Mel: That’s what I thought we were signing up for! Laughter
Rachel: So what does that entail?
Allie: They don’t go into detail. But for example, yesterday I was at shops and I wanted to get some sesame oil and the sesame oil has a glass bottle, which is great, but it’s got a plastic lid.
So, can I never buy sesame oil again? Or do I have to get one with a little metal pull top lid or something.
Mel: Or you can bulk buy?
Allie: Yeah. But you can’t buy everything. Like not here locally in Castlemaine. You can get a lot from Green Goes (Green Goes the Grocer, Castlemaine organic specialist store) and the health food store. Can you get sesame oil from them?
Mel: Yep. Toasted and not toasted
Allie: You know all the options!
All right. So, let’s introduce ourselves. My name’s Allie. And I feel like so far in my life I never use straws, I have a reusable drink bottle so I never buy drink bottles. I don’t drink coffee, so I don’t get takeaway cups. I’ve already adopted canvas bags, so as much as possible, unless I’m really caught out I don’t take plastic bags from the supermarket.
So, I feel like there’s a lot of ways that I’m already kind of doing a lot of stuff, but there’s going to be stuff that’s going to challenge me for sure. And I think a lot of it’s like, I was looking at tissues ‘cause I’ve just had a cold and I was like, every box of tissues has got that tiny little bit of plastic on either side where you pull the tissue out. How do you avoid that? I don’t know. Do I use toilet paper from now on maybe? Laughter
Rachel: Go back to hankies?
Allie: Yeah. Hankies!
Background comments and laughter
Allie: All right. Mel, you want to introduce yourself?
Mel: I’m Mel, hello. I think I’m generally pretty good, uh, with the not-plastic lifestyle, I think because I grow a lot of my own food and I don’t have a fridge which kind of cuts out lots of stuff. But I think, yeah, as I was thinking about doing this challenge, haha! it’s all coming out.
The main thing, I was like, “oh, I can’t buy a cask of wine”, that’s like my economical, bulk wine buy!
Background comments and laughter
Allie: You’ll have to get the cleanskins.
Rachel: Aldi, Aldi wine.
Mel: But they’ve got a plastic lid, that’s what I was thinking. And I was like, well, maybe that’ll just be my like…
Allie: Ooh, so ‘cause the screw top lids, they’re plastic, they’re not metal?
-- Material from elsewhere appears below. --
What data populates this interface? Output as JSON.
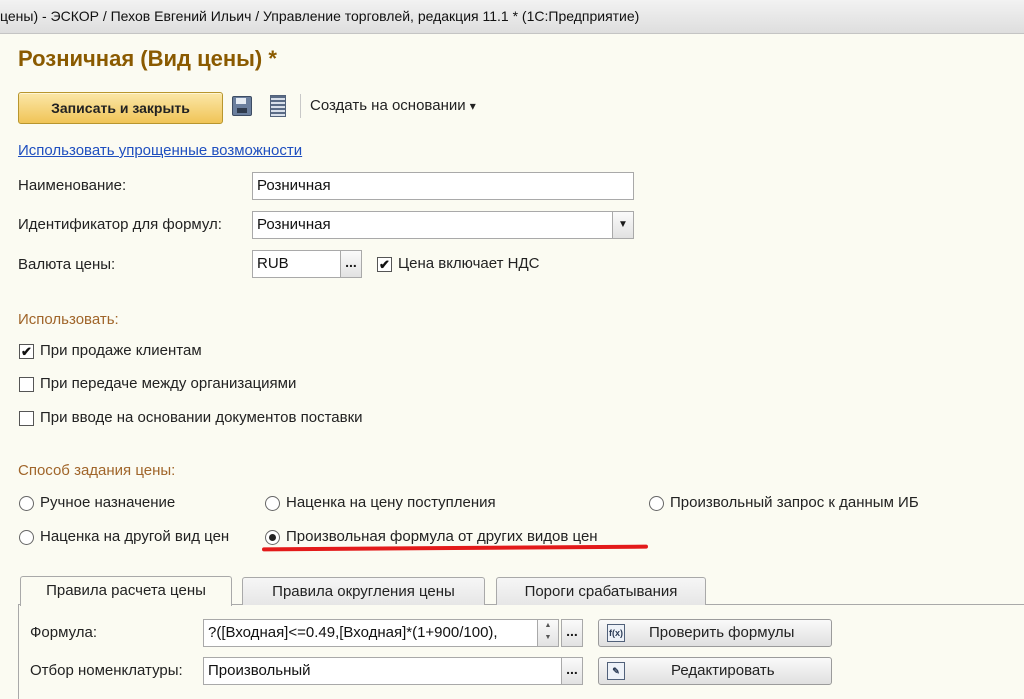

Mel: Well, they’re tin, but I was looking on this…
Allie: Or are they coated in plastic?
Mel: Oh actually, maybe I can get away with it.
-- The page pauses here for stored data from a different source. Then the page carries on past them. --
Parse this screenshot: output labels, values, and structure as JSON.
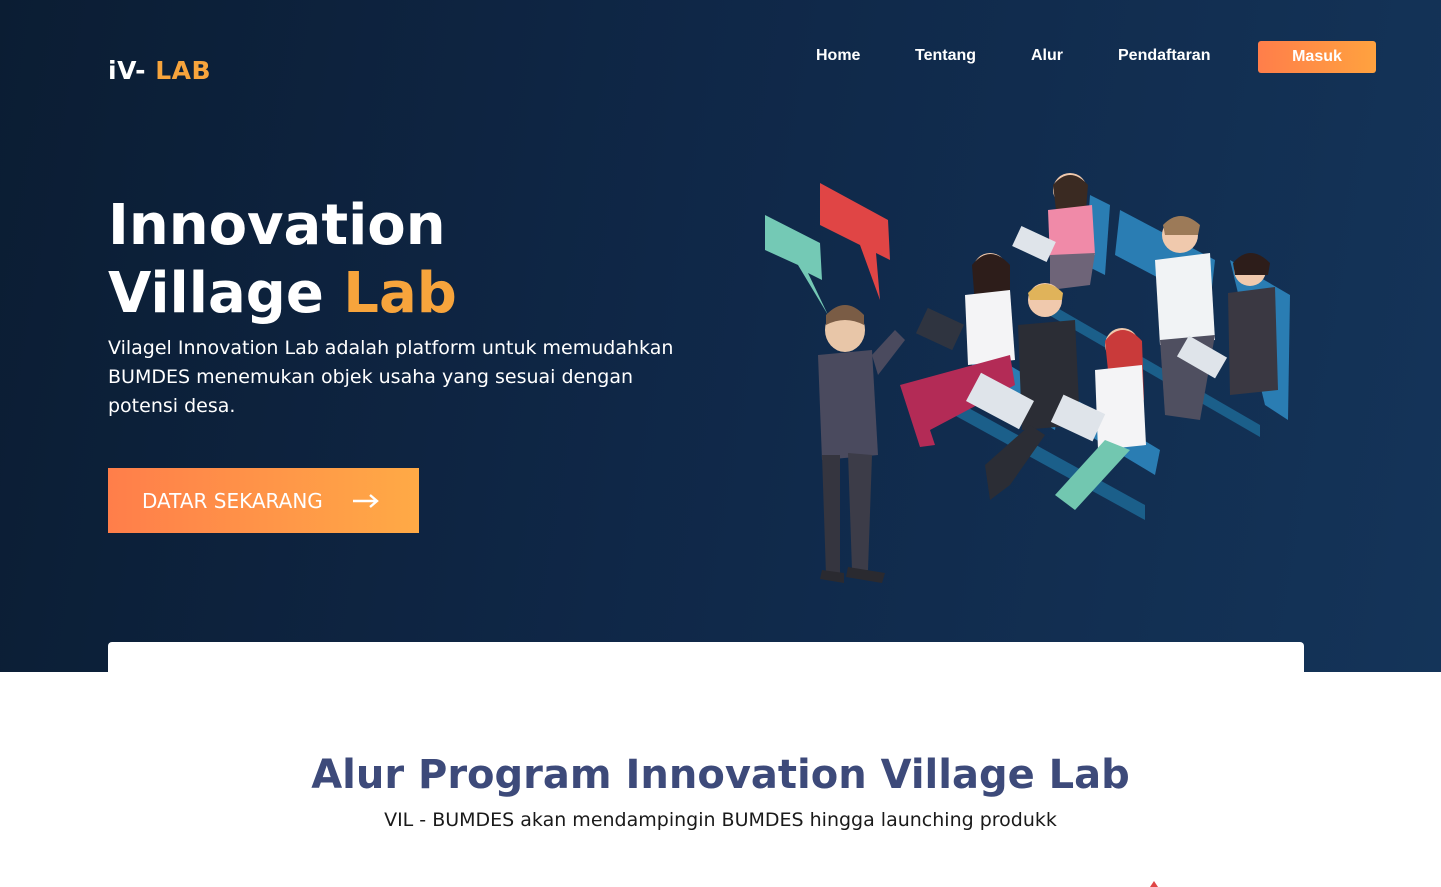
{
  "brand": {
    "prefix": "iV-",
    "accent": "LAB"
  },
  "nav": {
    "items": [
      "Home",
      "Tentang",
      "Alur",
      "Pendaftaran"
    ],
    "login_label": "Masuk"
  },
  "hero": {
    "title_line1": "Innovation",
    "title_line2_plain": "Village",
    "title_line2_accent": "Lab",
    "description": "Vilagel Innovation Lab  adalah platform untuk memudahkan BUMDES menemukan objek usaha yang sesuai dengan potensi desa.",
    "cta_label": "DATAR SEKARANG",
    "cta_icon": "arrow-right-icon",
    "illustration": "presentation-illustration"
  },
  "section": {
    "title": "Alur Program Innovation Village Lab",
    "subtitle": "VIL - BUMDES akan mendampingin BUMDES hingga launching produkk"
  },
  "colors": {
    "hero_bg_start": "#0b1d33",
    "hero_bg_end": "#143459",
    "accent": "#f7a43c",
    "button_gradient_start": "#ff7e4a",
    "button_gradient_end": "#ffa23f",
    "section_title": "#3d4a7a"
  }
}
Rachel: With a bit of rubber or plastic inside.
Mel: Yeah, that’s true. For some reason I was in thinking—But I was like, I’m kind of all right with maybe doing that; buying bottles instead of, but then there’s that interesting thing, because I don’t want to buy endless bottles because, we don’t have any recycling. So then, I reuse bottles for my water and for oil and you know, all these other things, but it’s like far out, how many, how many candle holders, how many? And I don’t want to give up wine.
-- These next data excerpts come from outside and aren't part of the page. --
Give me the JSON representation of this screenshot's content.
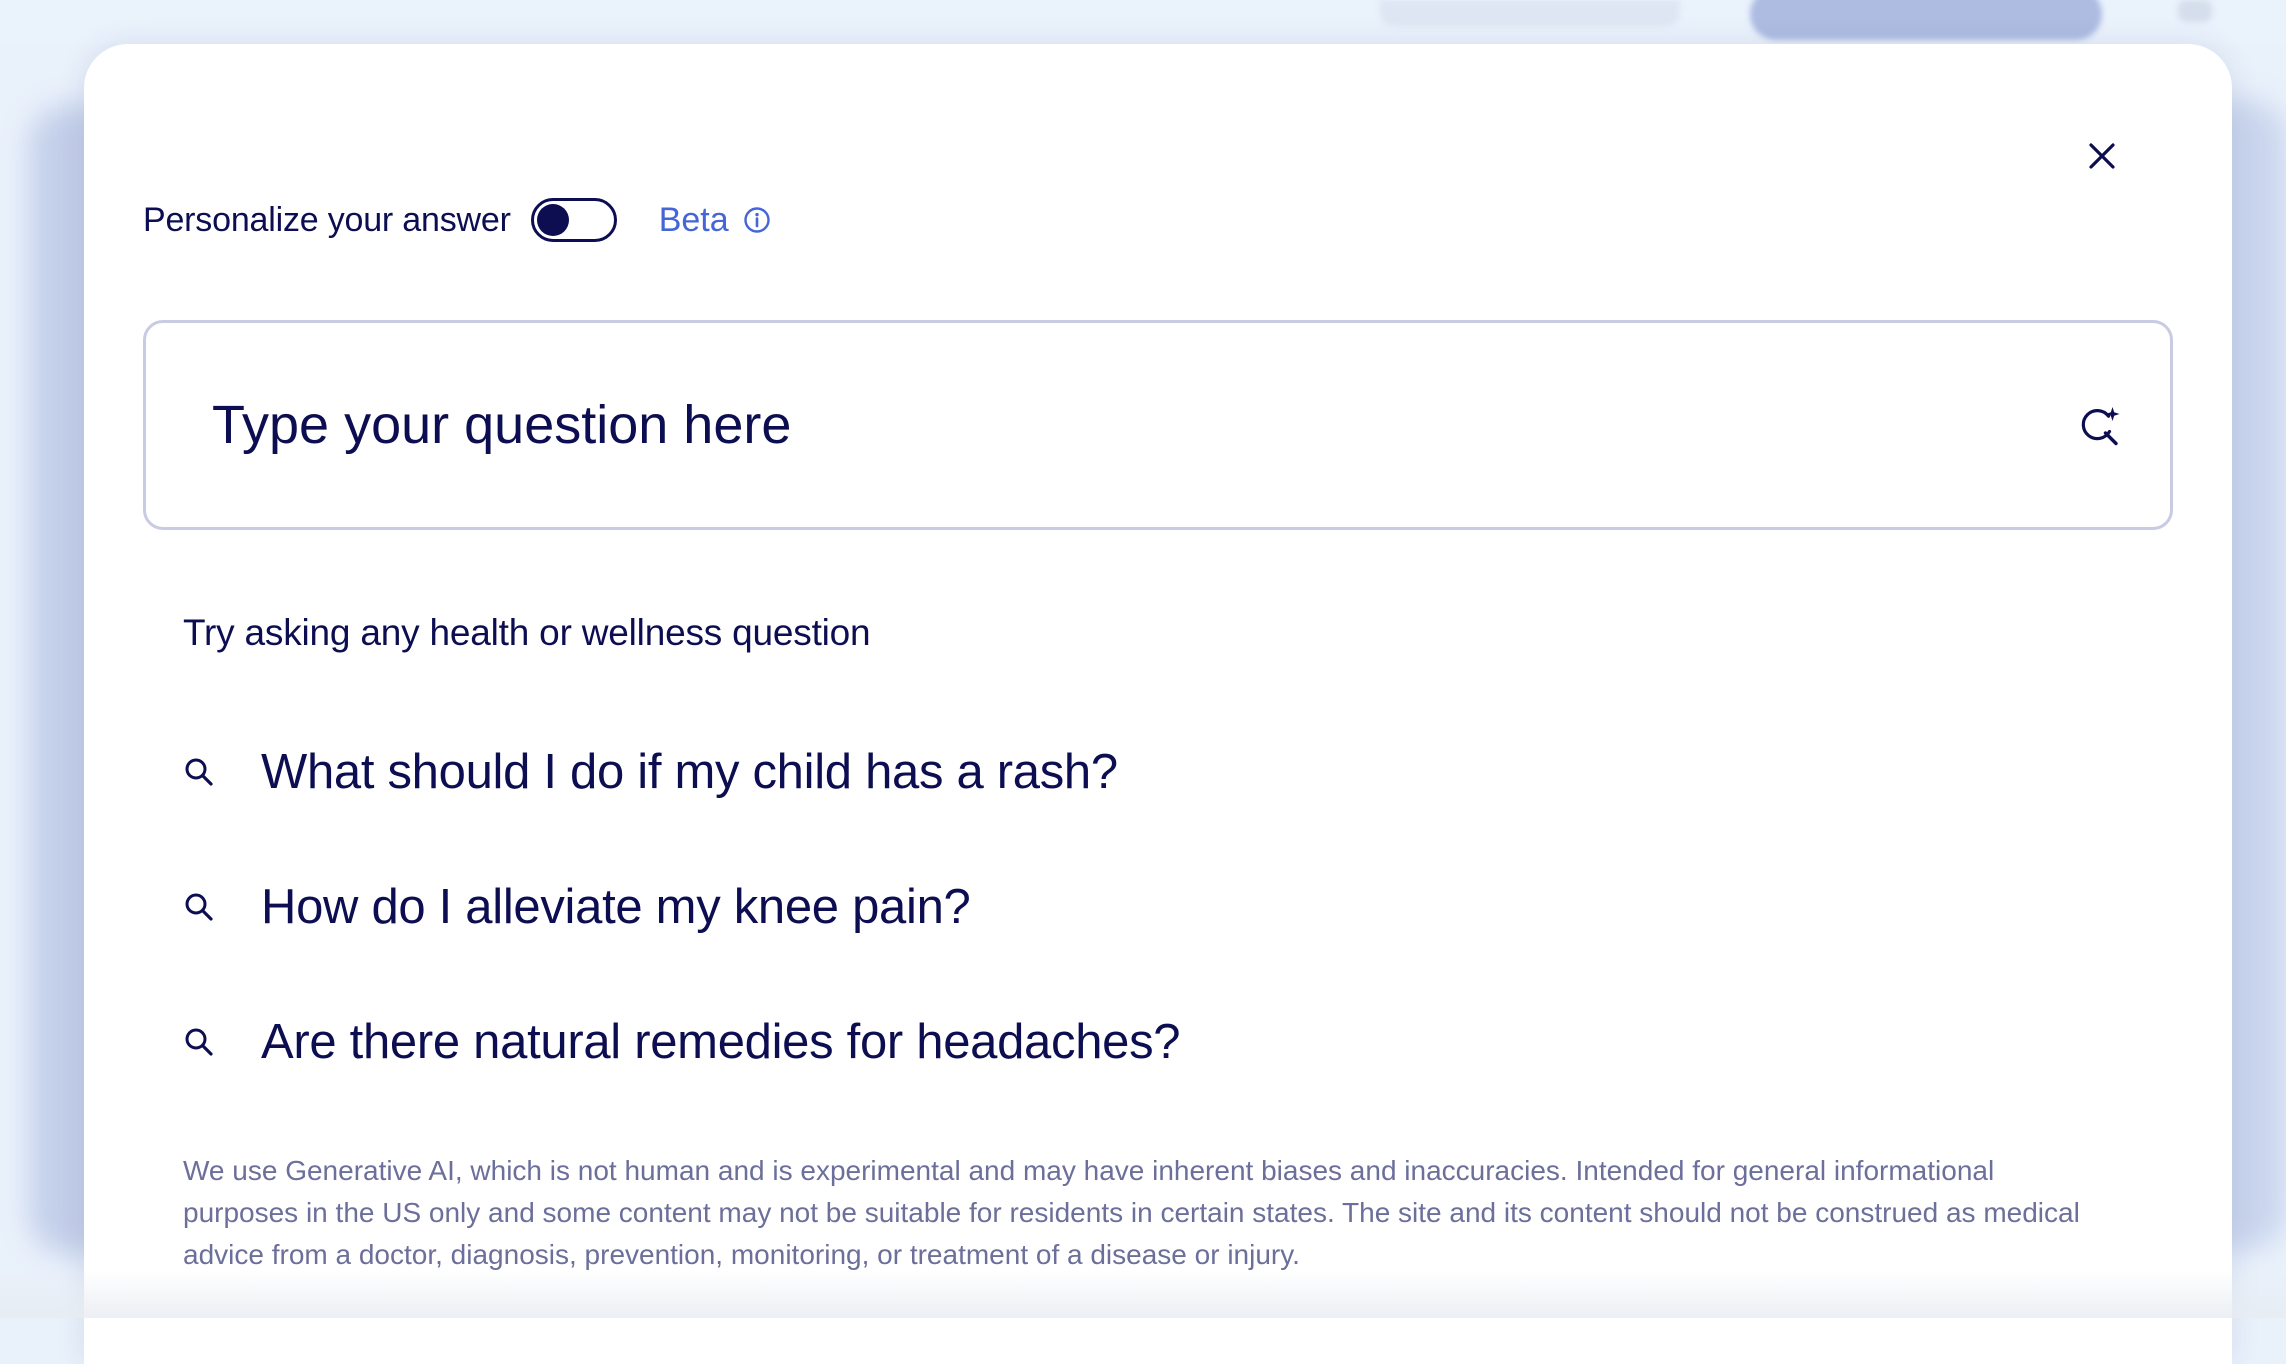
{
  "colors": {
    "navy": "#0d0e52",
    "beta_blue": "#4466d6",
    "border": "#c9cbe3",
    "muted_text": "#6b6f9a",
    "backdrop": "#e9f1fb"
  },
  "modal": {
    "close_icon": "close-icon",
    "personalize": {
      "label": "Personalize your answer",
      "toggle_on": false,
      "beta_label": "Beta",
      "info_icon": "info-icon"
    },
    "search": {
      "placeholder": "Type your question here",
      "value": "",
      "button_icon": "ai-search-sparkle-icon"
    },
    "suggestions_heading": "Try asking any health or wellness question",
    "suggestions": [
      {
        "icon": "search-icon",
        "text": "What should I do if my child has a rash?"
      },
      {
        "icon": "search-icon",
        "text": "How do I alleviate my knee pain?"
      },
      {
        "icon": "search-icon",
        "text": "Are there natural remedies for headaches?"
      }
    ],
    "disclaimer": "We use Generative AI, which is not human and is experimental and may have inherent biases and inaccuracies. Intended for general informational purposes in the US only and some content may not be suitable for residents in certain states. The site and its content should not be construed as medical advice from a doctor, diagnosis, prevention, monitoring, or treatment of a disease or injury."
  }
}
Allie: Can you cut a deal with someone who does have recycling, ‘cause you live out in the Bush? like out past the zone where you get those services. Could you arrange with someone, like you could come here once a month and drop your bottles in my bin.
Mel: Oh Yeah, Thank you. Thank you but no, actually in Australia, we don’t have any recycling anymore, that’s what I meant…laughter
Allie: Oh right, in general.
Mel: Like we used to send it to China and now they’re not taking it. So now there’s no recycling.
Allie: It’s a big Australian-wide issue.
Mel: Yeah, it’s kind of a bigger thing. But, I mean, you know, also if I buy cask wine then that’s also just going into landfill and that’s just plastic.
So, I think that was, ashamedly maybe, that was my biggest thing. And like, because it’s winter, which means that I can have stuff that doesn’t – I can just put it outside, for the fridge, I was like, oh cheese! and I was thinking about cheese, and I was like I could get it from the grocery store in town or Green Goes or you know, I get cheese, but wherever I get it, it’s either wrapped in a plastic bag or on a styro, wrapped up in plastic. So, oh maybe I won’t have cheese.
Rachel: Wonder if they could—I often think about why can’t I just rock up with my own container? And not like, not the things that Green Goes have, but other, you know, other shops and say like, I’m going to the deli and I want my meat. Well, can you just stick it in my container or whatever?
Mel: Yeah, that’s true, because then they’re not unwrapping what they’ve already wrapped. They’re just giving you a… yeah, that’s a good idea.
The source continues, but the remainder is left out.